Certainly, there were brief moments when this trend was reversed, for example under Valentinian I, who dealt sternly with the upper class. All the same, Valentinian himself was a poor advertisement for judicial balance. For even if we do not believe Ammianus' assurance that he fed victims to pet bears, he was evidently liable to terrible fits of anger, one of which caused his death. And the ferocity with which he ordered summary executions was notorious. 'Shift his block!' he would cry. And Theodosius i, too, for all his religious principles, often behaved with the grimmest cynicism and brutality.

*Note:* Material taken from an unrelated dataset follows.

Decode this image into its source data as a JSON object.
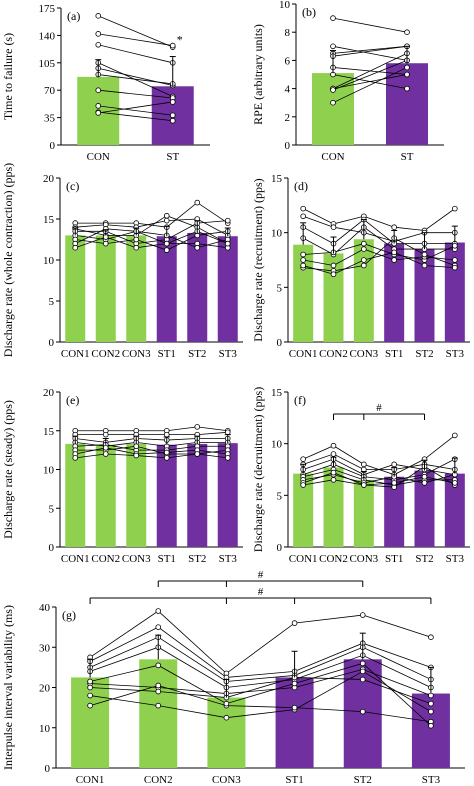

Such were the character defects of hard-pressed Emperors. But worse still was the savagery with which, throughout the Empire, the law was administered and enforced by the courts. True, they were only reflecting the Codes which continually menaced floggings and burnings alive - or perhaps the Codes were reflecting the practice of the courts. When landowners, too, took matters into their own hands and dispensed justice themselves (as a Carthage mosaic shows one of them doing) the results were no less harsh. The veto of Theodosius i on their private prisons proved ineffective. And even the cultured Sidonius, after coffin-bearers had inadvertently left their tools on the ground covering his grandfather's grave, tells us how he acted on his own responsibility to have them flogged or tortured on the site of their offence.

But by far the most serious problem affecting the operation of the laws was the defect already noted in the civil service as well. For the administration of justice, like the operations of the bureaucracy, was riddled through and through with corruption. Many lawyers behaved quite abominably. The writer
On Matters of Warfare
selects this particular theme as the culmination and climax of his essay.

. . . Most Sacred Emperor, when the defences of the state have been properly provided both at home and abroad through the operation of divine Providence, one remedy designed to cure our civilian woes awaits Your Serene Majesty. Throw light upon the confused and contradictory rulings of the laws by a pronouncement of Your August Dignity. And put a stop to dishonest litigation!

The Code of Theodosius n was intended to tidy up the contradictory rulings. But for the dishonest litigation it did not begin to find a remedy. An anxious awareness that there was corruption in the very centre of the legal scene was openly voiced at a curious ceremony in the Emperor's presence, when the Senators chanted a series of ritual incantations, one of which, repeated no less than twenty-five times in succession, took the form of an appeal 'that, to prevent the edicts being interpolated, all the Codes should be written in longhand'. Dishonest interpolations, that is to say, were not only feared, but fully expected.

The envoy Priscus of Panium (Barbaros) in Thrace, visiting Attila's court, tried to persuade the disaffected Greek merchant he met there, in an oration which even in his own account sounds wooden and unconvincing, that Roman justice was still a fine thing. The Greek replied that the system might be all right, but that the men in charge of it were appalling.

But much the most damning indictment of the lawyers comes from Ammianus. Not content, he says, with promoting utterly useless legislation, they employed their audacious, windy eloquence for criminal frauds, procrastinated by creating hopeless legal tangles, deliberately raised deadly hatreds between one member of a family and another, and 'laid siege to the doors of the widows and childless'. The coarse-mouthed offensiveness of their speeches, he added, was only equalled by their lamentable ignorance of the law.

Perhaps Ammianus was indulging in some rhetorical overstatement, in the spirit of the satirists of old. But he is a responsible historian, and much of what he says must have been true. Indeed, the Imperial edicts themselves stress the existence of precisely such abuses. The lawyers, almost as much as the civil servants, caused Rome's administration to grind gradually to its paralysed halt. Between them, the jurists and bureaucrats bequeathed to the barbarians an Empire which, in the words of the German philosopher Johann von Herder, was 'already dead, an exhausted body, a corpse stretched out in its own blood'.